Up the garden path

Illustration from a collection of fables

The hare was not found

 

Certain mysterious events took place over last weekend, events which have not been and indeed are unlikely ever to be accounted for. At any rate, soon after these events took place, our hero disappeared amid a hum of speculation.

Before long, social media was buzzing with rumours and jokes as to his whereabouts and his intentions. Could his people really have lost him, after four decades? Was this the end of a generations-old tradition? Could he be dead to them now?

Then, a day or two later, having led everyone up the garden path and down again, he emerged – looking a little soiled but otherwise acting normal – from the hole he had dug for himself. His beady eyes blinking in the inadequate sunlight, he revealed he was perfectly satisfied with his current circumstances and had no intention of leaving.

Reactions to the news included relief, bemusement, embarrassment and mirth, but our hero was oblivious to all that. After he’d had a nice meal, he merely waited serenely for an invitation to go on morning radio.

You think this is about Eamon Ó Cuiv, don’t you? In fact I’m referring to Florentine the 100-year-old tortoise, who vanished from his home in Rathgar, south Dublin, at the weekend, or so his family thought. They notified the gardaí of the disappearance, put posters up about the place, and launched a campaign to find him on social media.

This was only a moderately good human-interest story but, partly because it presented an unmissable opportunity to pun (‘shell-shocked’, ‘shell-ebrity’ etc), and partly because everyone wanted to know exactly how far you could get in Rathgar at 0.17 miles an hour, the story grew legs, as it were.

Soon the hashtag #rathgartortoise was a top trend on Twitter, and the item had been covered by most major news outlets. Another 24 hours and someone would surely have reported seeing a hare snoozing somewhere in Dublin 6, just to provide the fable with a second act. That or some boffin might have explored the James Joyce connection. Joyce was born just around the corner in Brighton Square; that “tortoise napecomb” he mentions in Ulysses could have come from one of Florentine’s luckless relations, and Florentine might have been bent on melodramatic revenge.

Anyway, the yarn was cut short by events, or perhaps even by Saint Anthony, who knows? There are agnostics who swear by Saint Anthony’s ability to locate lost things. On Tuesday it was reported that Florentine had been found safe and well, covered in muck, in his own flowerbed, having never gone anywhere. (Allegedly. By all accounts there was no sign of a hare in the garden at the time. The reader is invited to draw his or her own conclusions from that. But I’ll wager they didn’t call them ninja turtles for nothing.)

Florentine was given a celebratory (gamely resisting the temptation to say shellebratory there) meal of lettuce, followed by a pudding of strawberries, and was taken more or less immediately to the RTE studios to be photographed with John Murray.

‘Ireland breathes sigh of relief as 100-year-old tortoise found!’, exclaimed the BBC, even though we’ve asked the BBC a thousand times not to exaggerate.

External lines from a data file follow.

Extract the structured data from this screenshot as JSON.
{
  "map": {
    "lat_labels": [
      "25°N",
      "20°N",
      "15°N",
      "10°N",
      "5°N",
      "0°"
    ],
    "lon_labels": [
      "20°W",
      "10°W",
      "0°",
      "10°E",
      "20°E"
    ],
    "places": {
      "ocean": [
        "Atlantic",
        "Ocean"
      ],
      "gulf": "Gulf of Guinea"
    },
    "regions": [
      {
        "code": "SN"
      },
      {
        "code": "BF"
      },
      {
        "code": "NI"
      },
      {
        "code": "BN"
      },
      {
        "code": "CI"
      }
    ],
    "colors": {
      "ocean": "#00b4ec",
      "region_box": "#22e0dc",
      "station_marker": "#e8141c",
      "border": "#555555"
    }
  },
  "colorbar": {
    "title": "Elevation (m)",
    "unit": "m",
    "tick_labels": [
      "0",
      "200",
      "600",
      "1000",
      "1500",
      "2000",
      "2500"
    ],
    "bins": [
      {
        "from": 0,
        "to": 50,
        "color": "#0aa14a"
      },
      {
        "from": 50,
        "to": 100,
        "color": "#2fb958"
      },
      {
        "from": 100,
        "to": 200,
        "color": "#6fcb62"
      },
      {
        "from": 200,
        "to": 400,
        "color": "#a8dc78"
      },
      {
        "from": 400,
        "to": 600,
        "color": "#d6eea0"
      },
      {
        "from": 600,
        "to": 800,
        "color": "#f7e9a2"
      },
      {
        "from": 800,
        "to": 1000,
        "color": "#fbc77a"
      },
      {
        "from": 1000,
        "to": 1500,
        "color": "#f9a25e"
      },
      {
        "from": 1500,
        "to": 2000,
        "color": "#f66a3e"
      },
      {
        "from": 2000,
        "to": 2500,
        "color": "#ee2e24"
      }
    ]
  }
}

“I will continue to work from within, to serve the party,” said Florentine. Oops, sorry, silly me, confused again. Of course he didn’t say that. He was, however, photographed looking a bit daft. I’m not confused on that score. It’s something he really should be more careful about, as he is by no means as daft as he looks.

Florentine’s family were understandably mortified. “We were amazed by the speed and extent of the coverage,” Cliona Eogan, one of his owners, was reported to say. “We are very grateful, if a little embarrassed given the outcome.”

Don’t say another word about it. Pets are inherently embarrassing, as anyone with a dog (‘I want to sniff your privates’) or a cat (‘I want you to sniff my privates’) will tell you. The wonder is that Florentine has lived with the same family for 40 years and yet never embarrassed them before. There must have been countless ways to embarrass a 1970s Dublin family if he’d only used his imagination.

Anyway, everyone understands how it feels to make a big fuss about something that turns out to be nothing, or to indulge in a spot of attention-seeking and then regret it. Developed a bunion and assumed it was cancer? Lost your temper about something that was your own fault? Imagined yourself insulted? Took a principled stand about something – an austerity treaty, say – and then had a change of heart?

Step forward, anyone who has never been a bit of a drama queen. Where do you think you’re going, O Cuiv?